The welcome of the stranger is our own healing. To welcome them is to welcome Christ; to welcome them is to welcome our own disinherited selves. We welcome those who oppose us, for in their opposition we come to terms with the oppositions within us.
Henri Nouwen left Harvard and joined a community of mentally retarded adults called “Daybreak.” I cannot imagine a more radical cultural shift. All the skills and gifts that made him famous, successful, accomplished – his verbal and writing skills – meant virtually nothing there. They just wanted him, Henri. His beingness not his doingness. Not his lectures, his words; him, his hugs, his affection, his friendship.
St. Francis was repelled by the sight of beggars in Rome, especially the lepers. One day he kissed a leper and in the kiss met the Christ.
IV
One last question. When are you willing to become a stranger for the sake of Christ and the kingdom? Willing to be different, as one opposed, even scorned? For whose sake are we willing to become a minority in our own city? Paul wrote,
For I think that God has exhibited us apostles as last of all, like those on
death row; because we have become a spectacle, a laughingstock, to the world. We are fools for Christ’s sake (I Corinthians 4:9, adapted.)
Growing up in Charlotte, I was taught you had to look good! Dress good, be good, fit in, care about appearances. Nothing wrong there. But when for Christ’s sake are you willing not to look good, not to fit in, not to keep up appearances? For Christ’s sake and the kingdom’s?
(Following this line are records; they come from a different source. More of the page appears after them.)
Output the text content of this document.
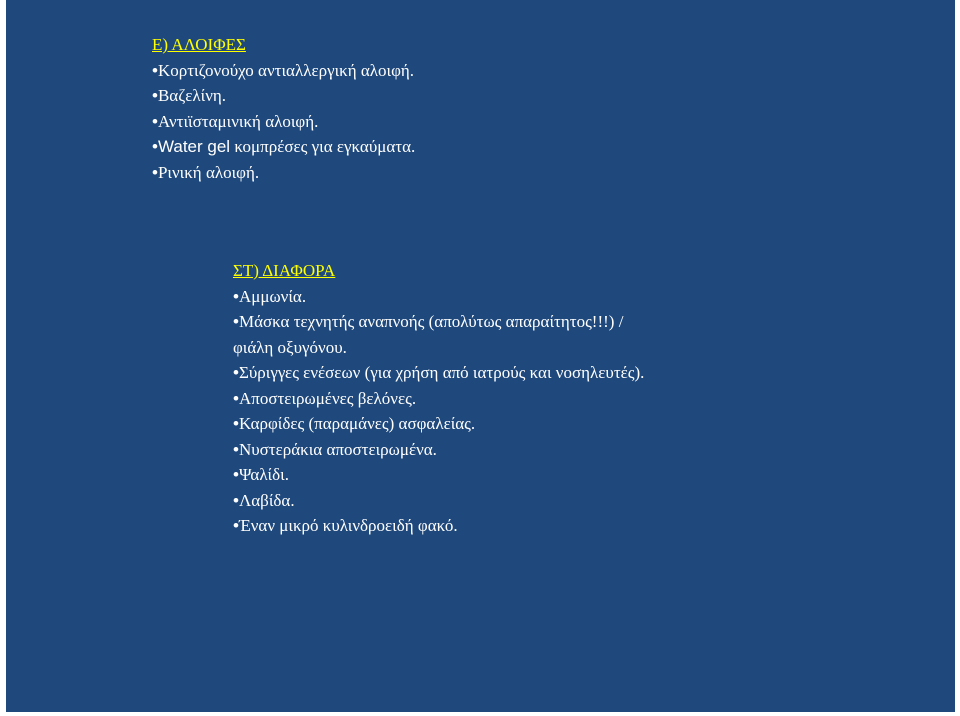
Ε) ΑΛΟΙΦΕΣ

•Κορτιζονούχο αντιαλλεργική αλοιφή.

•Βαζελίνη.

•Αντιϊσταμινική αλοιφή.

•Water gel κομπρέσες για εγκαύματα.

•Ρινική αλοιφή.

ΣΤ) ΔΙΑΦΟΡΑ

•Αμμωνία.

•Μάσκα τεχνητής αναπνοής (απολύτως απαραίτητος!!!) / φιάλη οξυγόνου.

•Σύριγγες ενέσεων (για χρήση από ιατρούς και νοσηλευτές).

•Αποστειρωμένες βελόνες.

•Καρφίδες (παραμάνες) ασφαλείας.

•Νυστεράκια αποστειρωμένα.

•Ψαλίδι.

•Λαβίδα.

•Έναν μικρό κυλινδροειδή φακό.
I don’t know why I was called back to my hometown, with my mother and brother and twin sister, back into this conformist Southern culture where the last thing you want to do is make a fool of yourself, to become a fool for Christ. Maybe God was saying this is exactly where you learn to be a fool for Christ, learn what Paul called the “foolishness of the cross” which is “the wisdom and power of God” (I Corinthians 1:18-24).
I think this proud, high-steeple church in the heart of Myers Park and the city of Charlotte has created a spiritual culture where to a remarkable degree we are given courage to become strangers to the world for Christ’s sake.
We do not follow a Neiman Marcus, Bank of America, Harvard Club, Vanity Fair, Who’s Who in America Jesus, but the crucified Jesus. I’ve seen a picture of some early graffiti, dated 200 CE, found on a Roman palace wall near the Circus Maximus. It shows a cross with a man’s body hanging on it, but instead of the man’s head there’s the head of a jackass. Underneath are the scorning words, Alexamenos Worships God. We encounter in Christ the one willing to be hideously the stranger that we might come to love ourselves, and God, and our neighbor as we finally become able to love ourselves.
1John Keats, Selected Poems and Letters, ed. Douglas Bush (Boston: Riverside Editions, 1959), p. 261.
2Eli Wiesel, Night (New York: Hill and Wang, 2006), pp. 3-7.
3Dietrich Bonhoeffer, Life Together (New York: Harper and Row, 1954), pp. 22-23.
4Waldo Williams, “Between Two Fields” in Rowan Williams, The Poems of Rowan Williams(Oxford: The Perpetua Press, 2002), pp. 92-93. Rowan Williams translated Waldo Williams’ poem from the Welsh. I have taken liberty to insert a variant translation Rowan Williams made of one line “the one who escapes the conscription of every army” from another work of Rowan Williams, Open to Judgement (London: Darton, Longman and Todd, 1994), p. 131.